Increases in farm size and technology advances improved the operating efficiency of farms but have led to practices that harm bumble bees, including increased use of pesticides, loss of crop diversity which results in flowering crops being available for only a short time, loss of hedgerows and the flowers that grew there, and loss of legume pastures.
Pathogens and parasites may pose a threat to rusty patched bumble bees, although their prevalence and effects in North American bumble bees are not well understood.
The rusty patched bumble bee may be vulnerable to pesticides used across its range. Pesticides are used widely on farms and in cities and have both lethal and sublethal toxic effects. Bumble bees can absorb toxins directly through their exoskeleton and through contaminated nectar and pollen. Rusty patched bumble bees nest in the ground and may be susceptible to pesticides that persist in agricultural soils, lawns and turf.
Global climate change:
Climate changes that may harm bumble bees include increased temperature and precipitation extremes, increased drought, early snow melt and late frost events. These changes may lead to more exposure to or susceptibility to disease, fewer flowering plants, fewer places for queens to hibernate and nest, less time for foraging due to high temperatures, and asynchronous flowering plant and bumble bee spring emergence.
What is being done to conserve rusty patched bumble bees?
U.S. Fish and Wildlife Service:
Several Service programs work to assess, protect, and restore pollinators and their habitats. Also, the Service works with partners to recover endangered and threatened pollinators and pollinator-dependent plants. Concern about pollinator declines prompted formation of the North American Pollinator Protection Campaign, a collaboration of people dedicated to pollinator conservation and education. The Service has a Memorandum of Understanding with the Pollinator Partnership to work together on those goals.
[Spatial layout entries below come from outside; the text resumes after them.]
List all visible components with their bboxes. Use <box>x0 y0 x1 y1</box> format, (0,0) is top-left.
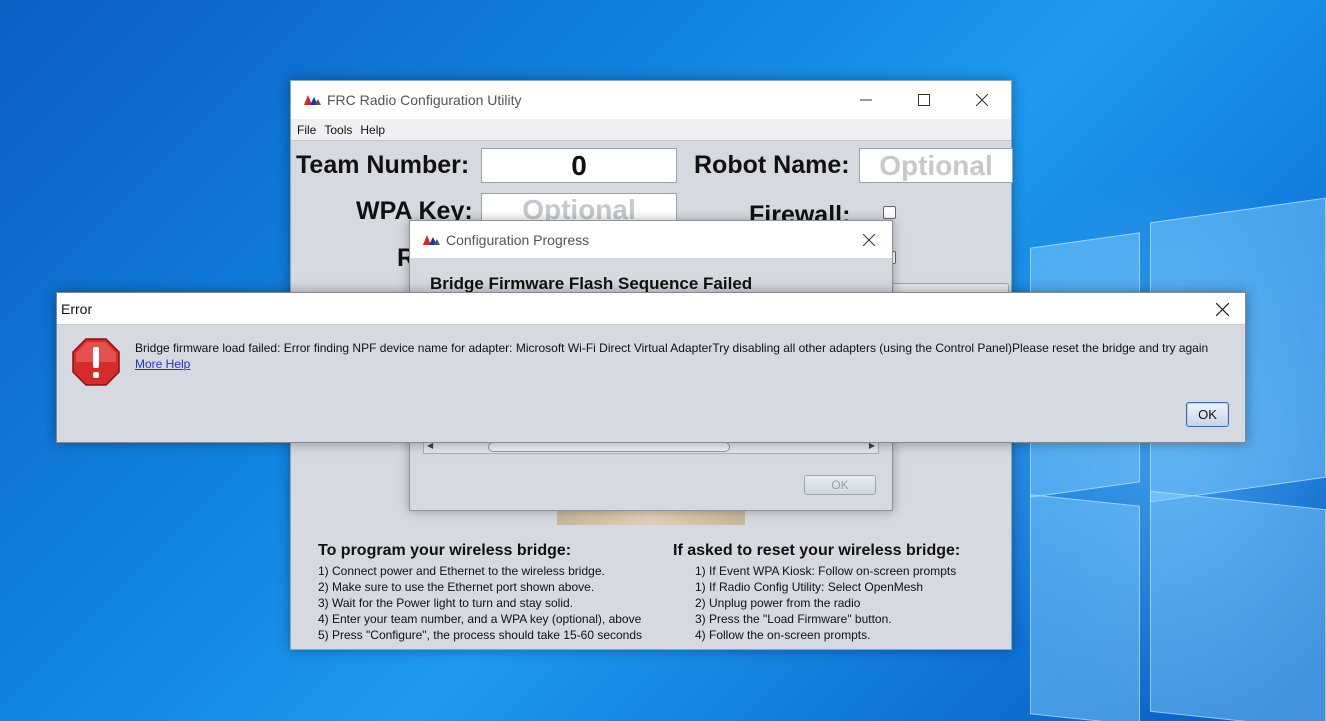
reset-instructions: If asked to reset your wireless bridge: … <box>673 541 960 643</box>
program-step: 3) Wait for the Power light to turn and … <box>318 596 574 610</box>
reset-step: 1) If Event WPA Kiosk: Follow on-screen … <box>695 564 957 578</box>
program-step: 5) Press "Configure", the process should… <box>318 628 643 642</box>
main-titlebar[interactable]: FRC Radio Configuration Utility <box>291 81 1011 119</box>
firewall-checkbox[interactable] <box>883 206 896 219</box>
progress-close-button[interactable] <box>846 221 892 258</box>
reset-step: 4) Follow the on-screen prompts. <box>695 628 871 642</box>
reset-step: 2) Unplug power from the radio <box>695 596 861 610</box>
reset-heading: If asked to reset your wireless bridge: <box>673 542 961 559</box>
program-instructions: To program your wireless bridge: 1) Conn… <box>318 541 642 643</box>
menu-tools[interactable]: Tools <box>324 123 352 137</box>
progress-ok-button[interactable]: OK <box>804 475 876 495</box>
team-number-label: Team Number: <box>296 151 470 179</box>
error-ok-button[interactable]: OK <box>1186 402 1229 427</box>
menu-bar: File Tools Help <box>291 119 1011 141</box>
maximize-button[interactable] <box>895 81 953 119</box>
progress-heading: Bridge Firmware Flash Sequence Failed <box>430 274 753 293</box>
scroll-thumb[interactable] <box>488 442 730 452</box>
menu-file[interactable]: File <box>297 123 316 137</box>
minimize-button[interactable] <box>837 81 895 119</box>
team-number-input[interactable]: 0 <box>481 148 677 183</box>
robot-name-input[interactable]: Optional <box>859 148 1013 183</box>
progress-title: Configuration Progress <box>446 231 590 248</box>
windows-logo-wallpaper <box>990 197 1326 721</box>
maximize-icon <box>918 94 930 106</box>
frc-logo-icon <box>423 234 440 245</box>
close-button[interactable] <box>953 81 1011 119</box>
minimize-icon <box>860 99 872 101</box>
radio-photo <box>557 509 745 525</box>
error-close-button[interactable] <box>1199 293 1245 325</box>
error-titlebar[interactable]: Error <box>57 293 1245 325</box>
program-heading: To program your wireless bridge: <box>318 542 572 559</box>
error-title: Error <box>61 300 93 317</box>
program-step: 2) Make sure to use the Ethernet port sh… <box>318 580 595 594</box>
progress-titlebar[interactable]: Configuration Progress <box>410 221 892 258</box>
frc-logo-icon <box>304 95 321 105</box>
close-icon <box>976 94 988 106</box>
error-dialog: Error Bridge firmware load failed: Error… <box>56 292 1246 443</box>
program-step: 4) Enter your team number, and a WPA key… <box>318 612 642 626</box>
close-icon <box>1215 302 1229 316</box>
wpa-key-input[interactable]: Optional <box>481 193 677 221</box>
close-icon <box>863 233 875 246</box>
reset-step: 1) If Radio Config Utility: Select OpenM… <box>695 580 924 594</box>
main-window-title: FRC Radio Configuration Utility <box>327 92 522 108</box>
program-step: 1) Connect power and Ethernet to the wir… <box>318 564 605 578</box>
menu-help[interactable]: Help <box>360 123 385 137</box>
error-octagon-icon <box>72 338 120 386</box>
reset-step: 3) Press the "Load Firmware" button. <box>695 612 892 626</box>
more-help-link[interactable]: More Help <box>135 357 190 371</box>
robot-name-label: Robot Name: <box>694 151 850 179</box>
error-message: Bridge firmware load failed: Error findi… <box>135 341 1209 355</box>
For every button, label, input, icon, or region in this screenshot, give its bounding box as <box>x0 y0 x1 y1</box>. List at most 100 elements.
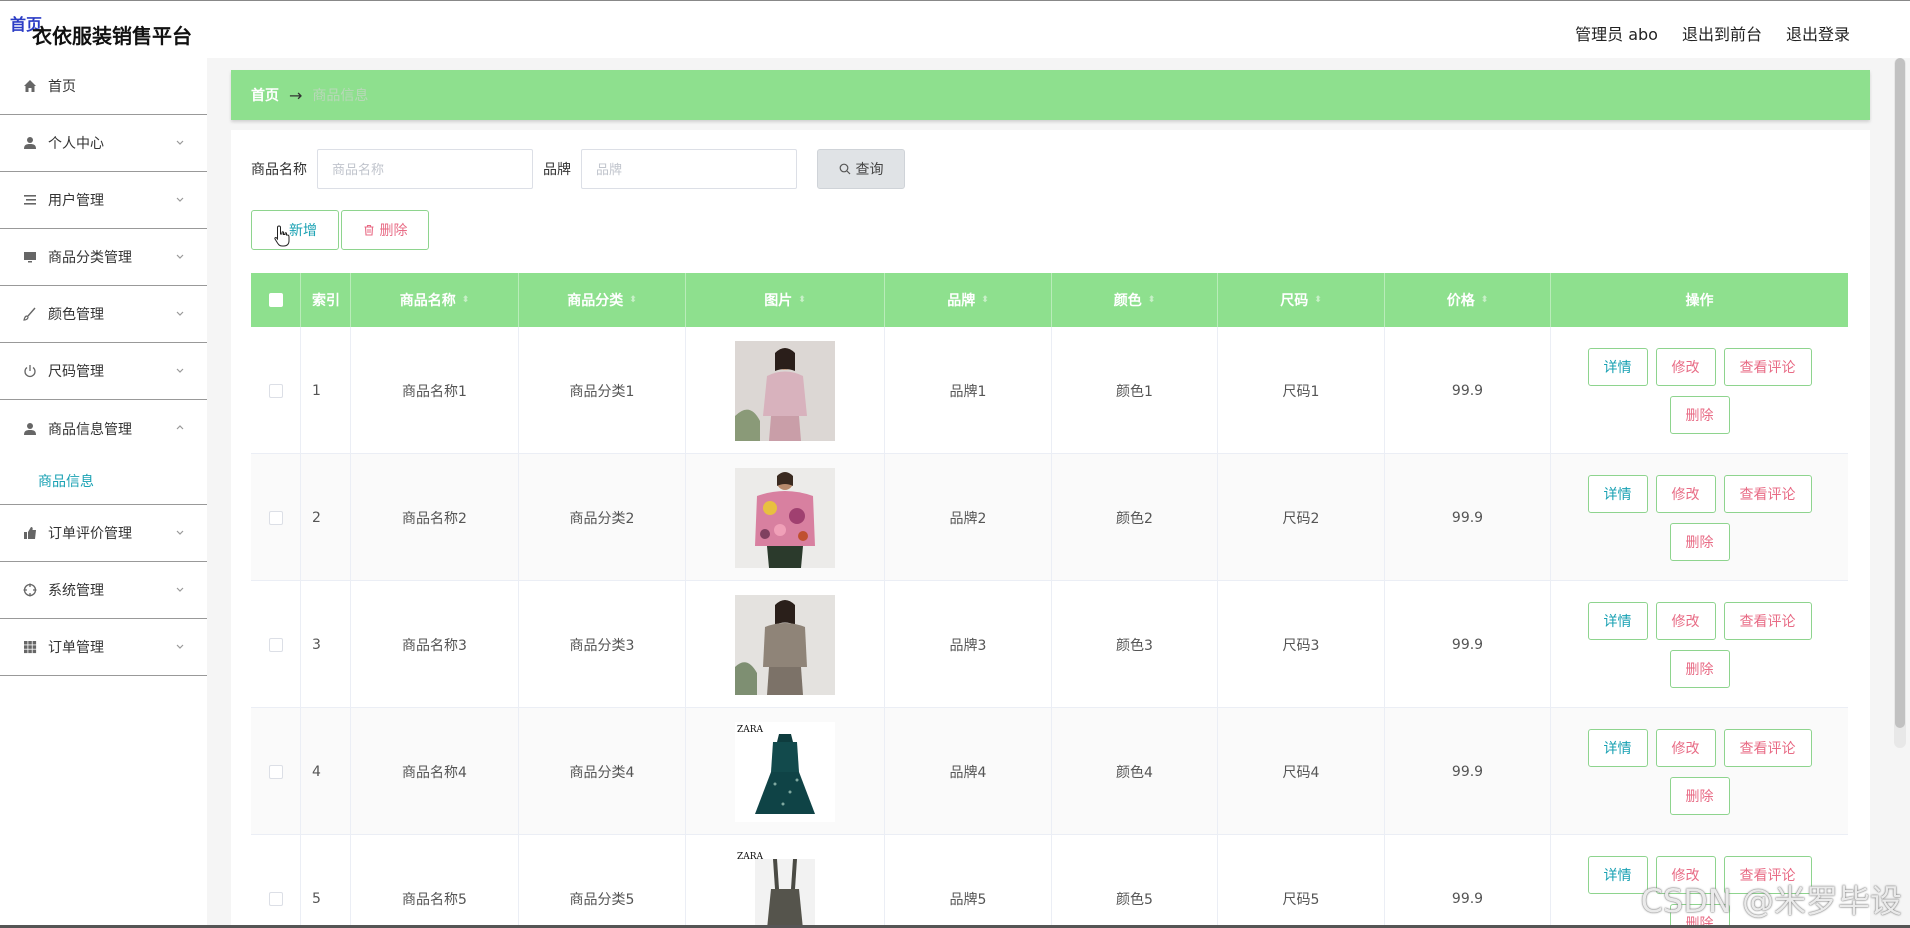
row-index: 1 <box>301 327 351 454</box>
row-check-cell <box>251 708 301 835</box>
row-size: 尺码2 <box>1218 454 1385 581</box>
chevron-down-icon <box>176 197 184 202</box>
add-button[interactable]: 新增 <box>251 210 339 250</box>
sidebar-item-size[interactable]: 尺码管理 <box>0 343 207 400</box>
sidebar-item-label: 尺码管理 <box>48 364 104 380</box>
edit-button[interactable]: 修改 <box>1655 347 1716 386</box>
chevron-down-icon <box>176 311 184 316</box>
sort-icon[interactable]: ⬍ <box>1481 295 1489 305</box>
chevron-down-icon <box>176 530 184 535</box>
sidebar-item-product-info-mgmt[interactable]: 商品信息管理 <box>0 400 207 457</box>
detail-button[interactable]: 详情 <box>1587 728 1648 767</box>
chevron-down-icon <box>176 254 184 259</box>
sidebar-item-system[interactable]: 系统管理 <box>0 562 207 619</box>
row-color: 颜色3 <box>1052 581 1218 708</box>
edit-button[interactable]: 修改 <box>1655 474 1716 513</box>
breadcrumb-home[interactable]: 首页 <box>251 85 279 105</box>
row-category: 商品分类4 <box>519 708 686 835</box>
app-title: 衣依服装销售平台 <box>32 24 192 48</box>
action-bar: 新增 删除 <box>251 210 429 250</box>
sort-icon[interactable]: ⬍ <box>1314 295 1322 305</box>
row-actions-line: 详情 修改 查看评论 <box>1587 601 1812 640</box>
col-brand[interactable]: 品牌 ⬍ <box>885 273 1052 327</box>
table-row: 4 商品名称4 商品分类4 ZARA 品牌4 颜色4 尺码4 99.9 详情 修… <box>251 708 1848 835</box>
chevron-down-icon <box>176 368 184 373</box>
row-checkbox[interactable] <box>268 891 283 906</box>
name-search-input[interactable] <box>317 149 533 189</box>
row-checkbox[interactable] <box>268 637 283 652</box>
sidebar-item-category[interactable]: 商品分类管理 <box>0 229 207 286</box>
sort-icon[interactable]: ⬍ <box>629 295 637 305</box>
brand-search-input[interactable] <box>581 149 797 189</box>
row-actions-line: 详情 修改 查看评论 <box>1587 474 1812 513</box>
row-name: 商品名称4 <box>351 708 519 835</box>
col-index: 索引 <box>301 273 351 327</box>
col-size[interactable]: 尺码 ⬍ <box>1218 273 1385 327</box>
col-category[interactable]: 商品分类 ⬍ <box>519 273 686 327</box>
sidebar-item-users[interactable]: 用户管理 <box>0 172 207 229</box>
search-icon <box>839 163 850 175</box>
select-all-checkbox[interactable] <box>268 293 283 307</box>
trash-icon <box>364 224 373 236</box>
row-image-cell <box>686 454 885 581</box>
row-category: 商品分类2 <box>519 454 686 581</box>
brand-logo-text: ZARA <box>737 725 764 735</box>
col-price[interactable]: 价格 ⬍ <box>1385 273 1551 327</box>
product-table: 索引 商品名称 ⬍ 商品分类 ⬍ 图片 ⬍ 品牌 ⬍ 颜色 ⬍ 尺码 ⬍ 价格 ⬍ 操作 1 … <box>251 273 1848 928</box>
row-brand: 品牌3 <box>885 581 1052 708</box>
row-delete-button[interactable]: 删除 <box>1669 522 1730 561</box>
sidebar-item-label: 首页 <box>48 79 76 95</box>
row-checkbox[interactable] <box>268 510 283 525</box>
row-delete-button[interactable]: 删除 <box>1669 395 1730 434</box>
detail-button[interactable]: 详情 <box>1587 601 1648 640</box>
sort-icon[interactable]: ⬍ <box>798 295 806 305</box>
col-image[interactable]: 图片 ⬍ <box>686 273 885 327</box>
sidebar-item-home[interactable]: 首页 <box>0 58 207 115</box>
col-color[interactable]: 颜色 ⬍ <box>1052 273 1218 327</box>
sort-icon[interactable]: ⬍ <box>981 295 989 305</box>
row-image-cell <box>686 327 885 454</box>
view-reviews-button[interactable]: 查看评论 <box>1723 728 1812 767</box>
row-name: 商品名称5 <box>351 835 519 928</box>
sidebar-item-color[interactable]: 颜色管理 <box>0 286 207 343</box>
row-checkbox[interactable] <box>268 383 283 398</box>
person-icon <box>22 421 38 437</box>
sidebar-item-label: 个人中心 <box>48 136 104 152</box>
query-button[interactable]: 查询 <box>817 149 905 189</box>
sort-icon[interactable]: ⬍ <box>1148 295 1156 305</box>
sidebar-subitem-product-info[interactable]: 商品信息 <box>0 457 207 505</box>
page-scrollbar-thumb[interactable] <box>1895 58 1905 728</box>
sidebar-item-order-review[interactable]: 订单评价管理 <box>0 505 207 562</box>
name-search-label: 商品名称 <box>251 162 307 178</box>
edit-button[interactable]: 修改 <box>1655 728 1716 767</box>
detail-button[interactable]: 详情 <box>1587 474 1648 513</box>
sidebar-item-label: 用户管理 <box>48 193 104 209</box>
col-name[interactable]: 商品名称 ⬍ <box>351 273 519 327</box>
col-index-label: 索引 <box>312 293 340 309</box>
bulk-delete-label: 删除 <box>379 223 408 239</box>
detail-button[interactable]: 详情 <box>1587 347 1648 386</box>
row-delete-button[interactable]: 删除 <box>1669 649 1730 688</box>
row-size: 尺码1 <box>1218 327 1385 454</box>
row-checkbox[interactable] <box>268 764 283 779</box>
sidebar-item-profile[interactable]: 个人中心 <box>0 115 207 172</box>
row-actions: 详情 修改 查看评论 删除 <box>1551 327 1848 454</box>
view-reviews-button[interactable]: 查看评论 <box>1723 474 1812 513</box>
row-price: 99.9 <box>1385 708 1551 835</box>
row-price: 99.9 <box>1385 327 1551 454</box>
sidebar-item-orders[interactable]: 订单管理 <box>0 619 207 676</box>
admin-user-label[interactable]: 管理员 abo <box>1575 21 1658 45</box>
logout-link[interactable]: 退出登录 <box>1786 21 1850 45</box>
detail-button[interactable]: 详情 <box>1587 855 1648 894</box>
edit-button[interactable]: 修改 <box>1655 601 1716 640</box>
view-reviews-button[interactable]: 查看评论 <box>1723 601 1812 640</box>
col-brand-label: 品牌 <box>947 293 976 309</box>
col-image-label: 图片 <box>764 293 793 309</box>
product-image: ZARA <box>735 721 835 822</box>
sort-icon[interactable]: ⬍ <box>462 295 470 305</box>
view-reviews-button[interactable]: 查看评论 <box>1723 347 1812 386</box>
row-check-cell <box>251 327 301 454</box>
bulk-delete-button[interactable]: 删除 <box>341 210 429 250</box>
exit-to-frontend-link[interactable]: 退出到前台 <box>1682 21 1762 45</box>
row-delete-button[interactable]: 删除 <box>1669 776 1730 815</box>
The Service is a natural collaborator because our mission is to work with others to conserve, fish, wildlife, and plants and their habitats.
Trusts, conservancies, restoration groups and partnerships are supporting pollinator initiatives and incorporating native plants that support bees and other pollinators into their current activities. For example, the USDA Natural Resource Conservation Service is working with landowners in Michigan, Minnesota, Montana, North Dakota, South Dakota, and Wisconsin to make bee-friendly conservation improvements to their land. Improvements include the practices of planting cover crops, wildflowers, or native grasses and improved management on grazing lands.
Researchers are studying and monitoring the impacts of GMO crops and certain pesticides on pollinators. Efforts by citizen scientists and researchers to determine the status of declining bee species are underway throughout the U.S.
What can I do to help conserve the rusty patched bumble bee?
Grow a garden or add a flowering tree or shrub to your yard. Even small areas or containers on patios can provide nectar and pollen for native bees.
Use native plants in your yard such as lupines, asters, bee balm, native prairie plants and spring ephemerals. Don't forget spring blooming shrubs like ninebark and pussy willow! Avoid invasive non-native plants and remove them if they invade your yard. For more information on attracting native pollinators, visit www.fws.gov/pollinators/pdfs/PollinatorBookletFinalrevWeb.pdf.
Provide natural areas - many bumble bees build nests in undisturbed soil, abandoned rodent burrows or grass clumps. Keep some unmowed, brushy areas and tolerate bumble bee nests if you find them. Reduce tilling soil and mowing where bumble bees might nest. Support natural areas in your community,
Limit the use of pesticides and chemical fertilizer whenever possible or avoid them entirely. Pesticides cause lethal and sublethal effects to bees and other pollinators.